Since your lead gets four different conversion values ($200, $600, $1,000, $2,500) all associated with the same initial click, the system sums them to $4,300, which completely messes up your maximise conversion value bidding.
The key to fixing this is to shift your mindset from sending multiple sequential conversions to sending a single conversion that is later updated or adjusted.
To implement this robustly, you need a solution built around the Google Ads API and a server-side environment like Stape or Google Cloud Platform, using Google Tag Manager for initial data capture.
The process involves three distinct steps.
First, when the initial lead form is submitted, GTM captures the Google Click ID (gclid
) and a unique Transaction ID (which should be the Lead ID or Contact ID from your CRM), and sends the first conversion value ($200) to Google Ads using Enhanced Conversions for Leads.
Second, you configure your CRM and server environment to monitor the lead status changes in the pipeline.
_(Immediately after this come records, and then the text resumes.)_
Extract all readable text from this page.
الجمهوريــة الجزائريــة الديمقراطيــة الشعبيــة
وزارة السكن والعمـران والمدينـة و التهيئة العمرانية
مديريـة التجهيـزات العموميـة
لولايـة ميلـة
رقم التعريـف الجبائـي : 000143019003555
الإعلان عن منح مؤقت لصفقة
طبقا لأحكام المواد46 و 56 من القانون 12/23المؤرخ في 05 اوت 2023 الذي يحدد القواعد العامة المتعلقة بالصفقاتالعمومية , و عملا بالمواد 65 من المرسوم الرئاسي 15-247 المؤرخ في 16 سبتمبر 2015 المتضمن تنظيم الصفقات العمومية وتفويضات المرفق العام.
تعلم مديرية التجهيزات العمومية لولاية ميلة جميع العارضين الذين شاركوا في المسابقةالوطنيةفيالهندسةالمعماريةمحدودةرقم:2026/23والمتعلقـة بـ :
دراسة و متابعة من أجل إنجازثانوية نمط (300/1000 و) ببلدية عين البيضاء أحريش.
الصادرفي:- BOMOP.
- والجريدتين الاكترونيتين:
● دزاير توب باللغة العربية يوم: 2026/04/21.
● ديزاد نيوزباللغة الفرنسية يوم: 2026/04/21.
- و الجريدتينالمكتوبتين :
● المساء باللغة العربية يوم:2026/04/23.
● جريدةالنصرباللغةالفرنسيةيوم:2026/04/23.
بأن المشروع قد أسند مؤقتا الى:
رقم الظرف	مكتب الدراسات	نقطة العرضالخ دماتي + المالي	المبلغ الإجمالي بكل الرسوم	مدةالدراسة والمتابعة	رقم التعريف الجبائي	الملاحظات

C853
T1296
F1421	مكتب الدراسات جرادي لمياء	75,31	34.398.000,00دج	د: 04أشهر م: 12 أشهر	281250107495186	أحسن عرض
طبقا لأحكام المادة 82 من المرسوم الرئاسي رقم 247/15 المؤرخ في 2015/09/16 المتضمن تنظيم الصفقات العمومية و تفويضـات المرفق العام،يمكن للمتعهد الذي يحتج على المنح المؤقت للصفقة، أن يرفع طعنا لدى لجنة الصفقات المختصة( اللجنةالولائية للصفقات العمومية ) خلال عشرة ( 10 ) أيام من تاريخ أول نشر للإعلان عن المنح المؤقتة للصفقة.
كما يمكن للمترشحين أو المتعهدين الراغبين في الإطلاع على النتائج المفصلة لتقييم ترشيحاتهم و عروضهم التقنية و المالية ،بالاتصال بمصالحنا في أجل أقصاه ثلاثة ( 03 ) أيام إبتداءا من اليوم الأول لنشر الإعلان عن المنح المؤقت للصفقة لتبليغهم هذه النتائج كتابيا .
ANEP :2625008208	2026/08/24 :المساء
Third, as the deal progresses from qualified lead to a signed contract, your server environment uses the Google Ads API to send a Conversion Upload request.
Crucially, this request must include the original Transaction ID and the gclid
from the initial lead, and it must specify the conversion value and the Update type.
For instance, when the deal hits $2,500, the API call essentially tells Google Ads, “For the transaction ID associated with this $$gclid$$, the final, definitive conversion value is $2,500.”
This instructs Google Ads to overwrite the previous conversion values, resulting in the correct $2,500 value being used for bidding, preventing the inaccurate cumulative total.
By relying on the Google Ads API to send these server-to-server updates, you maintain accurate, first-party data and provide the bidding algorithms with the precise, final conversion value.